Il neige de la ouate grâce aux peupliers deltoides.

Il neige de la ouate

On n'arrête jamais d'apprendre, en général, ni de découvrir son environnement. C'est tout récemment que j'ai appris qu'autour de chez moi, aux confins du secteur extrême-oriental de la trifluvie, il y a deux choses qu'on cultive à profusion: du vent et des peupliers deltoïdes (Populus deltoides, pour mes lecteurs de langue maternelle latine).
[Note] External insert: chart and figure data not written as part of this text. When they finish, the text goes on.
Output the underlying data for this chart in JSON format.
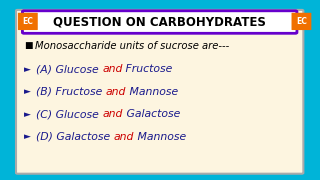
{
  "title": "QUESTION ON CARBOHYDRATES",
  "bg_outer": "#00b4d8",
  "bg_inner": "#fdf5e0",
  "title_bg": "#ffffff",
  "title_border": "#6600cc",
  "ec_bg": "#f07000",
  "ec_text": "EC",
  "question": "Monosaccharide units of sucrose are---",
  "options": [
    [
      "(A) Glucose ",
      "and",
      " Fructose"
    ],
    [
      "(B) Fructose ",
      "and",
      " Mannose"
    ],
    [
      "(C) Glucose ",
      "and",
      " Galactose"
    ],
    [
      "(D) Galactose ",
      "and",
      " Mannose"
    ]
  ],
  "dark_blue": "#1a1a8c",
  "red": "#cc0000",
  "title_fontsize": 8.5,
  "question_fontsize": 7.2,
  "option_fontsize": 7.8
}
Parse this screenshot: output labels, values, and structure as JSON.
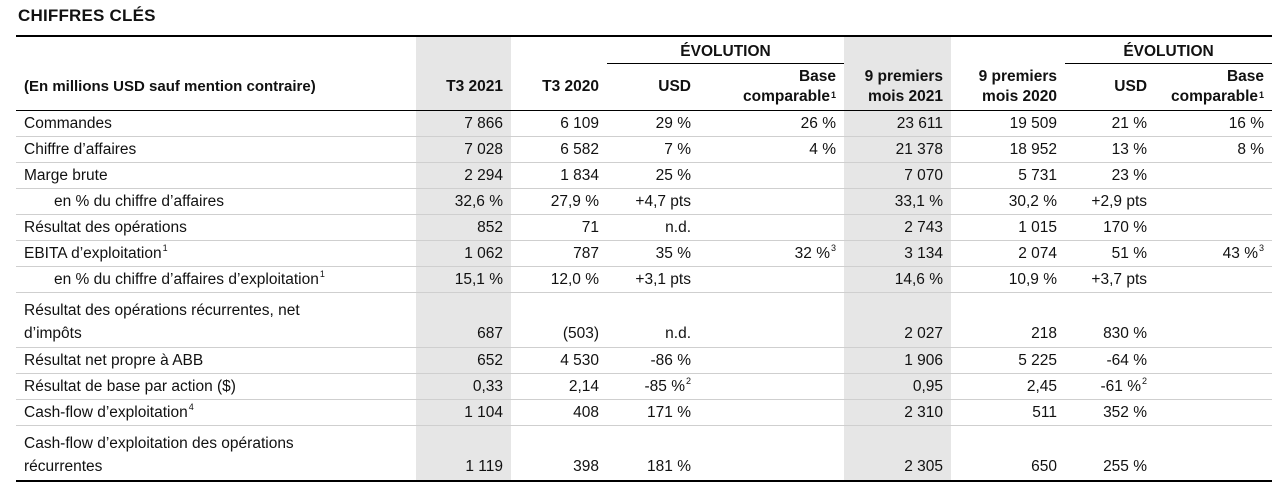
{
  "page": {
    "title": "CHIFFRES CLÉS"
  },
  "header": {
    "evolution_left": "ÉVOLUTION",
    "evolution_right": "ÉVOLUTION",
    "unit_note": "(En millions USD sauf mention contraire)",
    "q3_2021": "T3 2021",
    "q3_2020": "T3 2020",
    "usd_1": "USD",
    "base_1_line1": "Base",
    "base_1_line2": "comparable",
    "base_1_sup": "1",
    "nine_2021_line1": "9 premiers",
    "nine_2021_line2": "mois 2021",
    "nine_2020_line1": "9 premiers",
    "nine_2020_line2": "mois 2020",
    "usd_2": "USD",
    "base_2_line1": "Base",
    "base_2_line2": "comparable",
    "base_2_sup": "1"
  },
  "rows": [
    {
      "label": "Commandes",
      "label_sup": "",
      "q3_2021": "7 866",
      "q3_2020": "6 109",
      "usd": "29 %",
      "usd_sup": "",
      "comp": "26 %",
      "comp_sup": "",
      "m9_2021": "23 611",
      "m9_2020": "19 509",
      "usd2": "21 %",
      "usd2_sup": "",
      "comp2": "16 %",
      "comp2_sup": ""
    },
    {
      "label": "Chiffre d’affaires",
      "label_sup": "",
      "q3_2021": "7 028",
      "q3_2020": "6 582",
      "usd": "7 %",
      "usd_sup": "",
      "comp": "4 %",
      "comp_sup": "",
      "m9_2021": "21 378",
      "m9_2020": "18 952",
      "usd2": "13 %",
      "usd2_sup": "",
      "comp2": "8 %",
      "comp2_sup": ""
    },
    {
      "label": "Marge brute",
      "label_sup": "",
      "q3_2021": "2 294",
      "q3_2020": "1 834",
      "usd": "25 %",
      "usd_sup": "",
      "comp": "",
      "comp_sup": "",
      "m9_2021": "7 070",
      "m9_2020": "5 731",
      "usd2": "23 %",
      "usd2_sup": "",
      "comp2": "",
      "comp2_sup": ""
    },
    {
      "label": "en % du chiffre d’affaires",
      "label_sup": "",
      "q3_2021": "32,6 %",
      "q3_2020": "27,9 %",
      "usd": "+4,7 pts",
      "usd_sup": "",
      "comp": "",
      "comp_sup": "",
      "m9_2021": "33,1 %",
      "m9_2020": "30,2 %",
      "usd2": "+2,9 pts",
      "usd2_sup": "",
      "comp2": "",
      "comp2_sup": ""
    },
    {
      "label": "Résultat des opérations",
      "label_sup": "",
      "q3_2021": "852",
      "q3_2020": "71",
      "usd": "n.d.",
      "usd_sup": "",
      "comp": "",
      "comp_sup": "",
      "m9_2021": "2 743",
      "m9_2020": "1 015",
      "usd2": "170 %",
      "usd2_sup": "",
      "comp2": "",
      "comp2_sup": ""
    },
    {
      "label": "EBITA d’exploitation",
      "label_sup": "1",
      "q3_2021": "1 062",
      "q3_2020": "787",
      "usd": "35 %",
      "usd_sup": "",
      "comp": "32 %",
      "comp_sup": "3",
      "m9_2021": "3 134",
      "m9_2020": "2 074",
      "usd2": "51 %",
      "usd2_sup": "",
      "comp2": "43 %",
      "comp2_sup": "3"
    },
    {
      "label": "en % du chiffre d’affaires d’exploitation",
      "label_sup": "1",
      "q3_2021": "15,1 %",
      "q3_2020": "12,0 %",
      "usd": "+3,1 pts",
      "usd_sup": "",
      "comp": "",
      "comp_sup": "",
      "m9_2021": "14,6 %",
      "m9_2020": "10,9 %",
      "usd2": "+3,7 pts",
      "usd2_sup": "",
      "comp2": "",
      "comp2_sup": ""
    },
    {
      "label": "Résultat des opérations récurrentes, net",
      "label2": "d’impôts",
      "label_sup": "",
      "q3_2021": "687",
      "q3_2020": "(503)",
      "usd": "n.d.",
      "usd_sup": "",
      "comp": "",
      "comp_sup": "",
      "m9_2021": "2 027",
      "m9_2020": "218",
      "usd2": "830 %",
      "usd2_sup": "",
      "comp2": "",
      "comp2_sup": ""
    },
    {
      "label": "Résultat net propre à ABB",
      "label_sup": "",
      "q3_2021": "652",
      "q3_2020": "4 530",
      "usd": "-86 %",
      "usd_sup": "",
      "comp": "",
      "comp_sup": "",
      "m9_2021": "1 906",
      "m9_2020": "5 225",
      "usd2": "-64 %",
      "usd2_sup": "",
      "comp2": "",
      "comp2_sup": ""
    },
    {
      "label": "Résultat de base par action ($)",
      "label_sup": "",
      "q3_2021": "0,33",
      "q3_2020": "2,14",
      "usd": "-85 %",
      "usd_sup": "2",
      "comp": "",
      "comp_sup": "",
      "m9_2021": "0,95",
      "m9_2020": "2,45",
      "usd2": "-61 %",
      "usd2_sup": "2",
      "comp2": "",
      "comp2_sup": ""
    },
    {
      "label": "Cash-flow d’exploitation",
      "label_sup": "4",
      "q3_2021": "1 104",
      "q3_2020": "408",
      "usd": "171 %",
      "usd_sup": "",
      "comp": "",
      "comp_sup": "",
      "m9_2021": "2 310",
      "m9_2020": "511",
      "usd2": "352 %",
      "usd2_sup": "",
      "comp2": "",
      "comp2_sup": ""
    },
    {
      "label": "Cash-flow d’exploitation des opérations",
      "label2": "récurrentes",
      "label_sup": "",
      "q3_2021": "1 119",
      "q3_2020": "398",
      "usd": "181 %",
      "usd_sup": "",
      "comp": "",
      "comp_sup": "",
      "m9_2021": "2 305",
      "m9_2020": "650",
      "usd2": "255 %",
      "usd2_sup": "",
      "comp2": "",
      "comp2_sup": ""
    }
  ]
}
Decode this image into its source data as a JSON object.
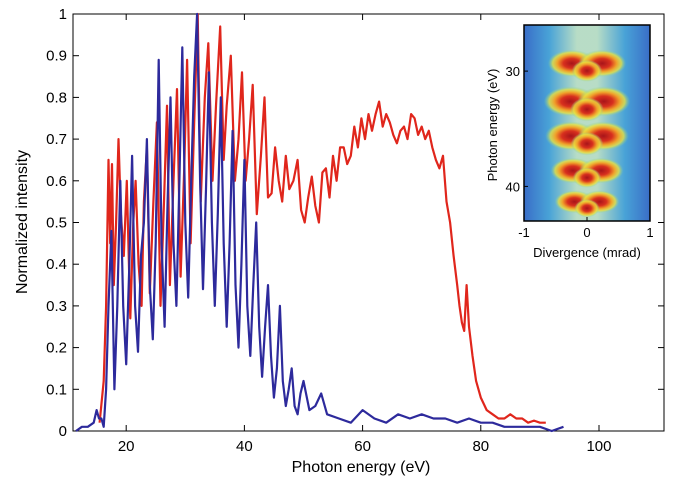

En fait, il y en a trois: j'avais oublié le bonheur, particulièrement florissant lorsque la météo se montre aussi raisonnable qu'en cette fin de semaine.
Je dois ma découverte non pas à une observation plus attentive de la flore indigène, le frère Marie-Victorin et moi ça fait deux, mais à la constante tempête de mousse blanche que nous affrontons depuis quelques jours. La nature, l'écologie, le compostage des abeilles, les traités de paix avec les minorités florales, je suis pour, tout pour. Seulement, faut pas pousser pépère dans les orties.
Au début, la mousse flottant délicatement sur la douce brise estivale, c'est comme une première neige: c'est joli et ça fait palpiter votre coeur d'enfant. Mais dès lors qu'il faut dénicher des «Traction aids» et une pelle pour arriver à sortir la voiture de la cour, c'est toujours l'emballement cardiaque mais pour d'infiniment plus néfastes motifs. Je n'ai pas de pneus à mousse et refuse obstinément d'en considérer l'achat.
Mon contrat de déneigement se terminait au printemps et il n'y avait apparemment pas de clause de prolongation en fonction d'un éventuel juin blanc. Mes avocats me jurent cependant que notre cause est juste, que ça va être long et coûteux, mais que ce serait immoral envers toutes les personnes touchées de ne pas plaider jusqu'en Cour suprême. Ça tombe bien: ils ont justement des disponibilités depuis qu'ils en ont fini de l'affaire Robinson.
Je suis un peu excédé, je le concède. Ça me donne envie de mordre un défenseur de l'équipe nationale de soccer d'Italie. Ça ne tient pourtant pas à un manque de bonne volonté. Voulant faire contre mauvaise fortune, bon coeur, on s'est organisé une bataille de balles de mousse à la maison. On a construit un fort et tout. Seulement, quelqu'un a éternué et on n'avait plus de fort.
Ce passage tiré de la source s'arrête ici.